Desde hace décadas los diferentes gobiernos han intentado sus propias recetas, ninguna realmente eficaz. En particular durante los últimos años el aparato burocrático responsable de combatirla, encarnado en la Secretaría de la Función Pública, desplegó enormes recursos que dieron magros resultados. De acuerdo con las pocas cifras disponibles, la mayor parte de las sanciones aplicadas se originaron en faltas procedimentales o disciplinarias, y no en actos de corrupción. A cambio de esto, la acción administrativa se paralizó.
El nuevo gobierno lanzó su propuesta: crear una Comisión Anticorrupción que, inspirada en la experiencia internacional, pueda incidir en este fenómeno. El lugar común ve en la CNA la institución que sustituye a la SFP y subraya que su éxito dependerá de su capacidad de imponer sanciones, incluso penales, a los corruptos. Esta es una visión limitada y profundamente errónea. La corrupción es un fenómeno complejo que no se elimina persiguiendo personas.

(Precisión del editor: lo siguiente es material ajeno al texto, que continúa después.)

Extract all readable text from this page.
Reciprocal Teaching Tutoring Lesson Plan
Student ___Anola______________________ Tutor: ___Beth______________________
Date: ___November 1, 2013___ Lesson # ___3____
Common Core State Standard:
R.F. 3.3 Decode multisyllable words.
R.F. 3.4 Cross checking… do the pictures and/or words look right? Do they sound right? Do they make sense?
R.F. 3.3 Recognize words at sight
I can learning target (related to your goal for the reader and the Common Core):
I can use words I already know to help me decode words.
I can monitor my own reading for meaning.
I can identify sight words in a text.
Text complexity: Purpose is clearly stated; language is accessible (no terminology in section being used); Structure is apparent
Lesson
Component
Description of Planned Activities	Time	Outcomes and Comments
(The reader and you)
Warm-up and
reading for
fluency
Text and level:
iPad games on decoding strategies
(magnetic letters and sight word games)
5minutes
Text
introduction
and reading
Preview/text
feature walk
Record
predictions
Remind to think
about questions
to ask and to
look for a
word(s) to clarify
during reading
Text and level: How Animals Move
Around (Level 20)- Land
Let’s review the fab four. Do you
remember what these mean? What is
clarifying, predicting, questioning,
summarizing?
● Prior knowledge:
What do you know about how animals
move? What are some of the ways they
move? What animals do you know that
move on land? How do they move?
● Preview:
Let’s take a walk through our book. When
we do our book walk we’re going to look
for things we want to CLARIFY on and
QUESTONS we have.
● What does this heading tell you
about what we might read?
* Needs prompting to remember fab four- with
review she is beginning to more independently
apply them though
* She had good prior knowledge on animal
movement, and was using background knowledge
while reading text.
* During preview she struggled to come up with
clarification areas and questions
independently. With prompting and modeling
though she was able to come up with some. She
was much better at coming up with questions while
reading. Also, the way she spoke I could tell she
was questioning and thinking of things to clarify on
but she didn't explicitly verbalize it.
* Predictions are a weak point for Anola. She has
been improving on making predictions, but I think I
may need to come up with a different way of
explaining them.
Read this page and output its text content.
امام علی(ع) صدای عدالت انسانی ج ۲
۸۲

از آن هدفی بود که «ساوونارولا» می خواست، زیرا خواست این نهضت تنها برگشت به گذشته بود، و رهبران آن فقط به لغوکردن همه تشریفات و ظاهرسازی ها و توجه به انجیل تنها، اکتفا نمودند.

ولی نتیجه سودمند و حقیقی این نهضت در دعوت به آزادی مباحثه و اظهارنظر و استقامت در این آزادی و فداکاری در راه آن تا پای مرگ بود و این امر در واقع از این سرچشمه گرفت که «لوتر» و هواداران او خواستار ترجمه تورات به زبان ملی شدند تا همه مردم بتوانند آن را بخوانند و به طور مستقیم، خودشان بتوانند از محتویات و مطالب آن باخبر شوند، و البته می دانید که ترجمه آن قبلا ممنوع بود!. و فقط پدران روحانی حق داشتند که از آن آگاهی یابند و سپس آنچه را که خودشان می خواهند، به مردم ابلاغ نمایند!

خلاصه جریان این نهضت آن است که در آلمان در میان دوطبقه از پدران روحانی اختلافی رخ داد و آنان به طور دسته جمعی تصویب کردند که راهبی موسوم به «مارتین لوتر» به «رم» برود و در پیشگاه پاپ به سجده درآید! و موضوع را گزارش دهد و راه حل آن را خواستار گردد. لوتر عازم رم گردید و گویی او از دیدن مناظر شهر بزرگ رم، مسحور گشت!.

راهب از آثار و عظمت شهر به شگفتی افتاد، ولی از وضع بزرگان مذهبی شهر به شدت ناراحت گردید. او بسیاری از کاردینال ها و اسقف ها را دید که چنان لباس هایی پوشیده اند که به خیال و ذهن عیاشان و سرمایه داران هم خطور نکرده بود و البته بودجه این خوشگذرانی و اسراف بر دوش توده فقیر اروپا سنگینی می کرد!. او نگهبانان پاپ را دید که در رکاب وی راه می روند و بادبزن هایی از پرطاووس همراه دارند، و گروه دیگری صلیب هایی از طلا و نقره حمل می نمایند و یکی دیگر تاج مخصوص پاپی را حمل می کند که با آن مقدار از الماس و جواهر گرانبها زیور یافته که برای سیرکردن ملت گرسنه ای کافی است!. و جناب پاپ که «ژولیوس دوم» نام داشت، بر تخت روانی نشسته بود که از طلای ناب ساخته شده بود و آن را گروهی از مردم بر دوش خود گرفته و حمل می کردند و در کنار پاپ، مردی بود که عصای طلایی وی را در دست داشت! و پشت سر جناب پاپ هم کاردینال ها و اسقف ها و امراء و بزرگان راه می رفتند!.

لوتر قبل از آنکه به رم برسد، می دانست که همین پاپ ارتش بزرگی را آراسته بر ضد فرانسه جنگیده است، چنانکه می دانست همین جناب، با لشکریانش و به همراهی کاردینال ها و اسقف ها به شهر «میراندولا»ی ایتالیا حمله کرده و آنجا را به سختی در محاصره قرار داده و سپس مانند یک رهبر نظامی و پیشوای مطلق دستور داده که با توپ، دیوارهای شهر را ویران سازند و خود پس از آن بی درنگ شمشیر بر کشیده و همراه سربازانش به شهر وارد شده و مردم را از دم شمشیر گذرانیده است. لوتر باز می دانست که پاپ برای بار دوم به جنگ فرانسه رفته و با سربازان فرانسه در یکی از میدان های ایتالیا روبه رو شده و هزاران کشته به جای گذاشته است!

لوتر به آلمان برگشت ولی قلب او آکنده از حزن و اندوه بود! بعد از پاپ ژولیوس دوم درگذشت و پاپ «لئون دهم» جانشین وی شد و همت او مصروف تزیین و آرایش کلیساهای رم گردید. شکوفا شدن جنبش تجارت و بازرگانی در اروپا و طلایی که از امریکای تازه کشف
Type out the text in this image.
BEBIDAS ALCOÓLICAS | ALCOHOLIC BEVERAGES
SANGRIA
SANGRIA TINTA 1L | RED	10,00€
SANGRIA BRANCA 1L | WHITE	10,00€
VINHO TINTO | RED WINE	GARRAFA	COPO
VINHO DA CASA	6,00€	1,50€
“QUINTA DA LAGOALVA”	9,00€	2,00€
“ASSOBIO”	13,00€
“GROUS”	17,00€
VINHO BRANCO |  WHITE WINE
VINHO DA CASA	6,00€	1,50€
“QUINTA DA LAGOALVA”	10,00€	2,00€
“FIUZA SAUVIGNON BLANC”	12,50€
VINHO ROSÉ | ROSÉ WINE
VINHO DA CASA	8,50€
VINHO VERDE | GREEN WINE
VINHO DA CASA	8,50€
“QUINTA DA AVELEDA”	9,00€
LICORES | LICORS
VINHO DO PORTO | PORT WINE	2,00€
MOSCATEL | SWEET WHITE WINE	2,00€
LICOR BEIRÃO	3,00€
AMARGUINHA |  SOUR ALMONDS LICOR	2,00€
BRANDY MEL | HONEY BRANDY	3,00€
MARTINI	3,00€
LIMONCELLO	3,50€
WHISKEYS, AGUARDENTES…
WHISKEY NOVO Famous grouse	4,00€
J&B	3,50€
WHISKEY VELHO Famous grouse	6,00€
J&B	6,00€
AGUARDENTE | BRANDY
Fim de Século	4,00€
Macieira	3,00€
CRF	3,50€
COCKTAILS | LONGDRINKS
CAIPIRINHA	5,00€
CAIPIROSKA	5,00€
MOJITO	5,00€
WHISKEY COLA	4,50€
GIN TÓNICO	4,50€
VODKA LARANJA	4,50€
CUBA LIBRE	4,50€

El proyecto de Peña Nieto es más complejo y supone un nuevo modelo de responsabilidades. Así, por un lado, las reformas a la administración establecen un modelo en el que cada secretario o director de organismo será el responsable último de la gestión de su dependencia, con el apoyo de una unidad de auditoría preventiva. Éstas desempeñan, en apretada síntesis, tres funciones críticas: el control interno para la mejora de gestión, la auditoría interna para reducir riesgos y la aplicación de las responsabilidades administrativas que deriven de problemas de procedimiento o legalidad pero que no implique corrupción. Estas unidades formarán parte del sistema nacional de fiscalización y aplicarán sus normas y procedimientos.
La CNA, constituida como un órgano autónomo del Estado, tendrá como una de sus responsabilidades investigar y sancionar administrativamente los actos de los funcionarios que impliquen corrupción. La Comisión ya no dependerá del Poder Ejecutivo y con ello se elimina la crítica de su actuación parcial. Su competencia comprenderá a todos los poderes federales y de manera indirecta a todo el país. Aún más importante, sus funciones no se limitan a la sanción, sino que además tiene facultades que le permiten incidir en la formación de la ética y la cultura de la legalidad, así como en la prevención de la corrupción.
La experiencia internacional muestra que estas comisiones no constituyen per se soluciones mágicas. Su posibilidad de incidir depende tanto de una política decidida como de un buen diseño institucional y normativo. Ojalá nuestros legisladores estén a la altura del reto.